Date of Award


Document Type


Degree Name

Doctor of Philosophy (PhD)


Department of Educational Administration and Foundations: Educational Administration

First Advisor

Lydia Kyei-Blankson

Second Advisor

James C. Palmer


Disparities in academic performance between African-American and White students are larger in online courses than in face-to-face courses. As online learning grows and students enroll in more online courses as a way of balancing school with work and family obligations, African-American enrollment in online courses threatens to exacerbate the population’s already inequitable course success and college completion rates. To help improve the online academic achievement of African-American community college students, this qualitative study draws on interviews with 12 members of the population who completed online courses with passing grades. The study identifies the challenges students experienced in the online environment, the resources they used to overcome those challenges, and the strategies used to succeed. The conceptual framework for this anti-deficit study is positive deviance.
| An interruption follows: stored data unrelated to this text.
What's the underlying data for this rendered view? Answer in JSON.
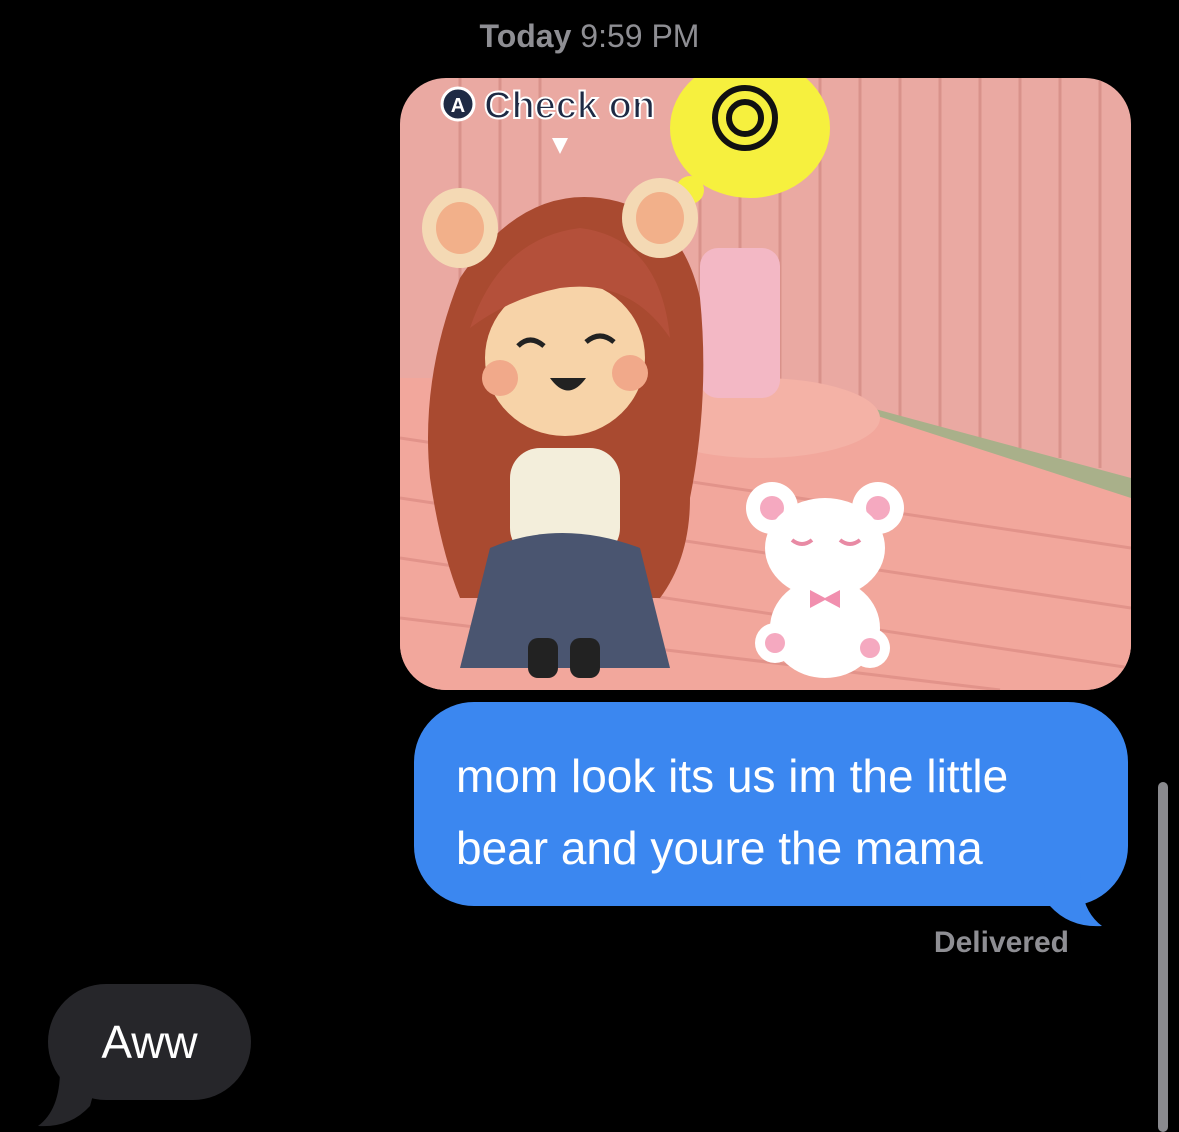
{
  "timestamp": {
    "day": "Today",
    "time": "9:59 PM"
  },
  "messages": {
    "image": {
      "caption_icon_letter": "A",
      "caption_text": "Check on"
    },
    "outgoing_text": "mom look its us im the little bear and youre the mama",
    "delivery_status": "Delivered",
    "incoming_text": "Aww"
  },
  "colors": {
    "outgoing_bubble": "#3b87f0",
    "incoming_bubble": "#26262a",
    "background": "#000000",
    "meta_text": "#8e8e93"
  }
}
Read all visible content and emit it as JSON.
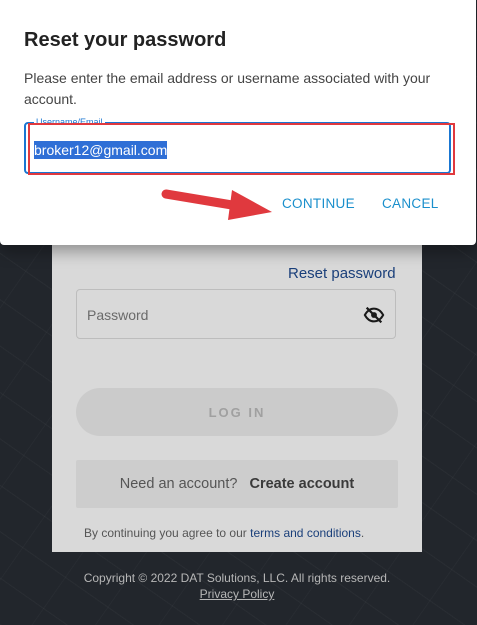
{
  "background": {
    "reset_password_link": "Reset password",
    "password_placeholder": "Password",
    "login_button": "LOG IN",
    "need_account": "Need an account?",
    "create_account": "Create account",
    "terms_prefix": "By continuing you agree to our",
    "terms_link": "terms and conditions",
    "terms_suffix": ".",
    "footer_copyright": "Copyright © 2022 DAT Solutions, LLC. All rights reserved.",
    "footer_privacy": "Privacy Policy"
  },
  "dialog": {
    "title": "Reset your password",
    "message": "Please enter the email address or username associated with your account.",
    "field_label": "Username/Email",
    "field_value": "broker12@gmail.com",
    "continue_label": "CONTINUE",
    "cancel_label": "CANCEL"
  },
  "colors": {
    "accent": "#1976d2",
    "link": "#1a8fcc",
    "annotation": "#e0393e"
  },
  "icons": {
    "password_toggle": "eye-slash-icon",
    "annotation_arrow": "arrow-right-icon"
  }
}
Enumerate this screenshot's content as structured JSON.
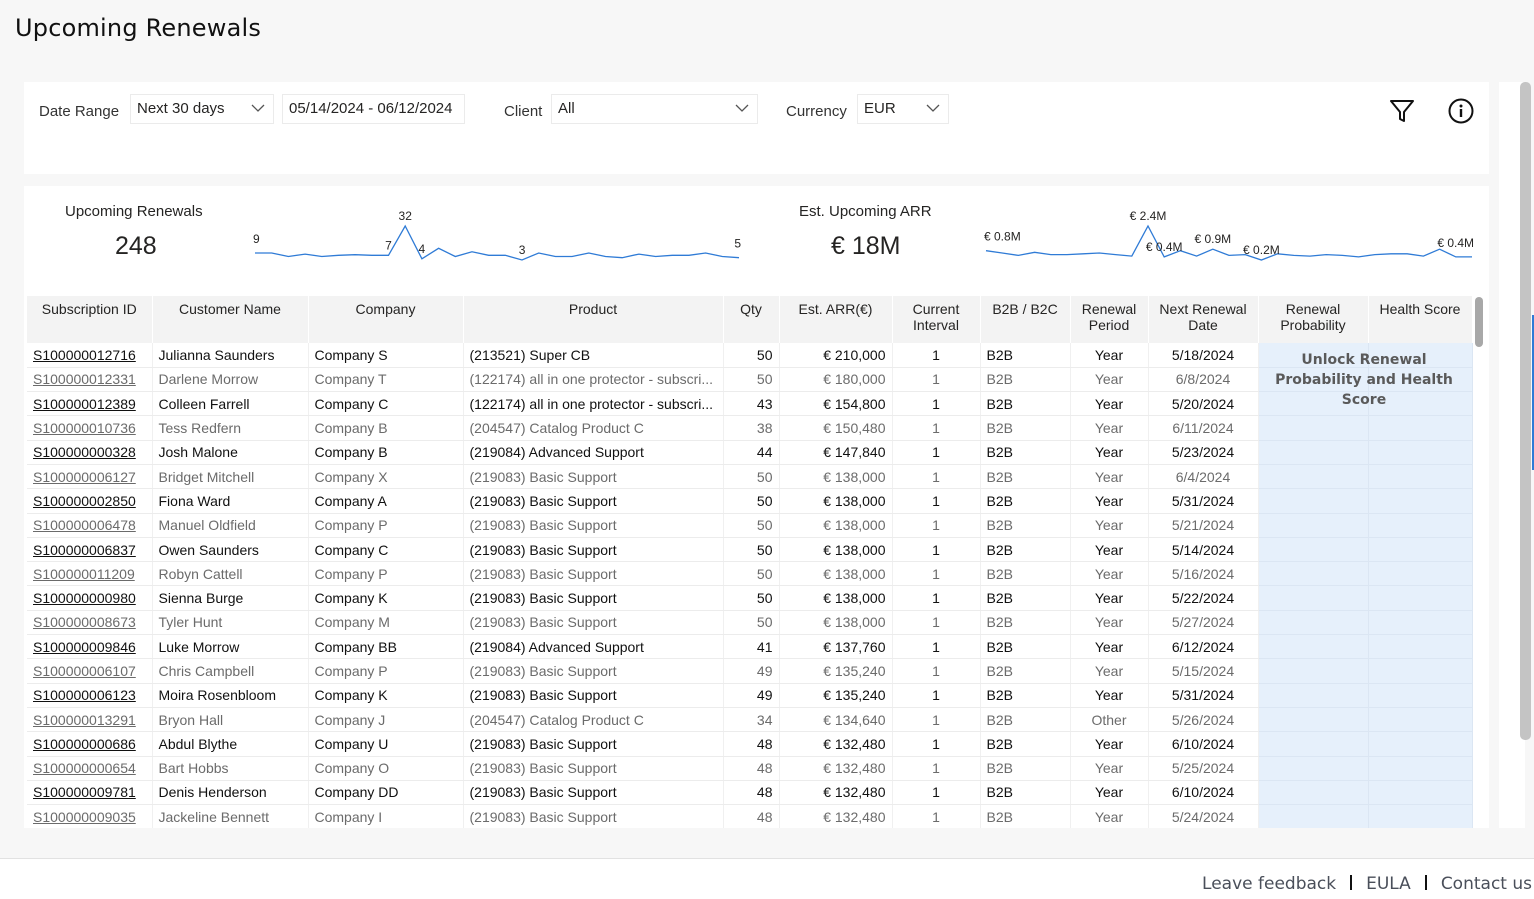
{
  "page": {
    "title": "Upcoming Renewals"
  },
  "filters": {
    "date_range_label": "Date Range",
    "date_range_value": "Next 30 days",
    "date_range_text": "05/14/2024 - 06/12/2024",
    "client_label": "Client",
    "client_value": "All",
    "currency_label": "Currency",
    "currency_value": "EUR",
    "icons": [
      "filter-icon",
      "info-icon"
    ]
  },
  "kpis": {
    "renewals": {
      "label": "Upcoming Renewals",
      "value": "248"
    },
    "arr": {
      "label": "Est. Upcoming ARR",
      "value": "€ 18M"
    }
  },
  "chart_data": [
    {
      "type": "line",
      "title": "Upcoming Renewals (daily)",
      "values": [
        9,
        9,
        6,
        8,
        6,
        7,
        7.5,
        7,
        7,
        32,
        4,
        13,
        6,
        10,
        7,
        7,
        3,
        9,
        6,
        6,
        9,
        6,
        5,
        8,
        6,
        7,
        7,
        9,
        6,
        5
      ],
      "labels": [
        {
          "index": 0,
          "text": "9"
        },
        {
          "index": 8,
          "text": "7"
        },
        {
          "index": 9,
          "text": "32"
        },
        {
          "index": 10,
          "text": "4"
        },
        {
          "index": 16,
          "text": "3"
        },
        {
          "index": 29,
          "text": "5"
        }
      ]
    },
    {
      "type": "line",
      "title": "Est. Upcoming ARR (daily, €M)",
      "values": [
        0.8,
        0.65,
        0.5,
        0.7,
        0.55,
        0.55,
        0.6,
        0.65,
        0.55,
        0.45,
        2.4,
        0.4,
        0.8,
        0.45,
        0.9,
        0.5,
        0.55,
        0.2,
        0.6,
        0.5,
        0.45,
        0.55,
        0.5,
        0.4,
        0.55,
        0.6,
        0.6,
        0.45,
        0.9,
        0.4,
        0.4
      ],
      "labels": [
        {
          "index": 0,
          "text": "€ 0.8M"
        },
        {
          "index": 10,
          "text": "€ 2.4M"
        },
        {
          "index": 11,
          "text": "€ 0.4M"
        },
        {
          "index": 14,
          "text": "€ 0.9M"
        },
        {
          "index": 17,
          "text": "€ 0.2M"
        },
        {
          "index": 30,
          "text": "€ 0.4M"
        }
      ]
    }
  ],
  "table": {
    "columns": [
      "Subscription ID",
      "Customer Name",
      "Company",
      "Product",
      "Qty",
      "Est. ARR(€)",
      "Current Interval",
      "B2B / B2C",
      "Renewal Period",
      "Next Renewal Date",
      "Renewal Probability",
      "Health Score"
    ],
    "locked_message": "Unlock Renewal Probability and Health Score",
    "rows": [
      {
        "id": "S100000012716",
        "name": "Julianna Saunders",
        "company": "Company S",
        "product": "(213521) Super CB",
        "qty": "50",
        "arr": "€ 210,000",
        "interval": "1",
        "type": "B2B",
        "period": "Year",
        "date": "5/18/2024"
      },
      {
        "id": "S100000012331",
        "name": "Darlene Morrow",
        "company": "Company T",
        "product": "(122174) all in one protector - subscri...",
        "qty": "50",
        "arr": "€ 180,000",
        "interval": "1",
        "type": "B2B",
        "period": "Year",
        "date": "6/8/2024"
      },
      {
        "id": "S100000012389",
        "name": "Colleen Farrell",
        "company": "Company C",
        "product": "(122174) all in one protector - subscri...",
        "qty": "43",
        "arr": "€ 154,800",
        "interval": "1",
        "type": "B2B",
        "period": "Year",
        "date": "5/20/2024"
      },
      {
        "id": "S100000010736",
        "name": "Tess Redfern",
        "company": "Company B",
        "product": "(204547) Catalog Product C",
        "qty": "38",
        "arr": "€ 150,480",
        "interval": "1",
        "type": "B2B",
        "period": "Year",
        "date": "6/11/2024"
      },
      {
        "id": "S100000000328",
        "name": "Josh Malone",
        "company": "Company B",
        "product": "(219084) Advanced Support",
        "qty": "44",
        "arr": "€ 147,840",
        "interval": "1",
        "type": "B2B",
        "period": "Year",
        "date": "5/23/2024"
      },
      {
        "id": "S100000006127",
        "name": "Bridget Mitchell",
        "company": "Company X",
        "product": "(219083) Basic Support",
        "qty": "50",
        "arr": "€ 138,000",
        "interval": "1",
        "type": "B2B",
        "period": "Year",
        "date": "6/4/2024"
      },
      {
        "id": "S100000002850",
        "name": "Fiona Ward",
        "company": "Company A",
        "product": "(219083) Basic Support",
        "qty": "50",
        "arr": "€ 138,000",
        "interval": "1",
        "type": "B2B",
        "period": "Year",
        "date": "5/31/2024"
      },
      {
        "id": "S100000006478",
        "name": "Manuel Oldfield",
        "company": "Company P",
        "product": "(219083) Basic Support",
        "qty": "50",
        "arr": "€ 138,000",
        "interval": "1",
        "type": "B2B",
        "period": "Year",
        "date": "5/21/2024"
      },
      {
        "id": "S100000006837",
        "name": "Owen Saunders",
        "company": "Company C",
        "product": "(219083) Basic Support",
        "qty": "50",
        "arr": "€ 138,000",
        "interval": "1",
        "type": "B2B",
        "period": "Year",
        "date": "5/14/2024"
      },
      {
        "id": "S100000011209",
        "name": "Robyn Cattell",
        "company": "Company P",
        "product": "(219083) Basic Support",
        "qty": "50",
        "arr": "€ 138,000",
        "interval": "1",
        "type": "B2B",
        "period": "Year",
        "date": "5/16/2024"
      },
      {
        "id": "S100000000980",
        "name": "Sienna Burge",
        "company": "Company K",
        "product": "(219083) Basic Support",
        "qty": "50",
        "arr": "€ 138,000",
        "interval": "1",
        "type": "B2B",
        "period": "Year",
        "date": "5/22/2024"
      },
      {
        "id": "S100000008673",
        "name": "Tyler Hunt",
        "company": "Company M",
        "product": "(219083) Basic Support",
        "qty": "50",
        "arr": "€ 138,000",
        "interval": "1",
        "type": "B2B",
        "period": "Year",
        "date": "5/27/2024"
      },
      {
        "id": "S100000009846",
        "name": "Luke Morrow",
        "company": "Company BB",
        "product": "(219084) Advanced Support",
        "qty": "41",
        "arr": "€ 137,760",
        "interval": "1",
        "type": "B2B",
        "period": "Year",
        "date": "6/12/2024"
      },
      {
        "id": "S100000006107",
        "name": "Chris Campbell",
        "company": "Company P",
        "product": "(219083) Basic Support",
        "qty": "49",
        "arr": "€ 135,240",
        "interval": "1",
        "type": "B2B",
        "period": "Year",
        "date": "5/15/2024"
      },
      {
        "id": "S100000006123",
        "name": "Moira Rosenbloom",
        "company": "Company K",
        "product": "(219083) Basic Support",
        "qty": "49",
        "arr": "€ 135,240",
        "interval": "1",
        "type": "B2B",
        "period": "Year",
        "date": "5/31/2024"
      },
      {
        "id": "S100000013291",
        "name": "Bryon Hall",
        "company": "Company J",
        "product": "(204547) Catalog Product C",
        "qty": "34",
        "arr": "€ 134,640",
        "interval": "1",
        "type": "B2B",
        "period": "Other",
        "date": "5/26/2024"
      },
      {
        "id": "S100000000686",
        "name": "Abdul Blythe",
        "company": "Company U",
        "product": "(219083) Basic Support",
        "qty": "48",
        "arr": "€ 132,480",
        "interval": "1",
        "type": "B2B",
        "period": "Year",
        "date": "6/10/2024"
      },
      {
        "id": "S100000000654",
        "name": "Bart Hobbs",
        "company": "Company O",
        "product": "(219083) Basic Support",
        "qty": "48",
        "arr": "€ 132,480",
        "interval": "1",
        "type": "B2B",
        "period": "Year",
        "date": "5/25/2024"
      },
      {
        "id": "S100000009781",
        "name": "Denis Henderson",
        "company": "Company DD",
        "product": "(219083) Basic Support",
        "qty": "48",
        "arr": "€ 132,480",
        "interval": "1",
        "type": "B2B",
        "period": "Year",
        "date": "6/10/2024"
      },
      {
        "id": "S100000009035",
        "name": "Jackeline Bennett",
        "company": "Company I",
        "product": "(219083) Basic Support",
        "qty": "48",
        "arr": "€ 132,480",
        "interval": "1",
        "type": "B2B",
        "period": "Year",
        "date": "5/24/2024"
      }
    ]
  },
  "footer": {
    "links": [
      "Leave feedback",
      "EULA",
      "Contact us"
    ]
  },
  "colors": {
    "sparkline": "#2f7bd6",
    "locked_bg": "#e6f0fb"
  }
}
Thematic analysis of the data revealed that the students’ major challenges were a lack of instructor presence, difficulty balancing multiple responsibilities, and having to develop self-directed learning skills. Resources included the internet, instructors, grit, jugaad, and academic motivators such as the desire to achieve social and economic mobility. Strategies for success included using time management and organizational skills to complete coursework, in addition to not taking difficult courses online. Recommendations to community colleges for improving success rates of Black online learners include shifting from deficit thinking to equity thinking, and considering how institutions can modify practices to redress inequities in Black collegians’ course completion and graduation rates.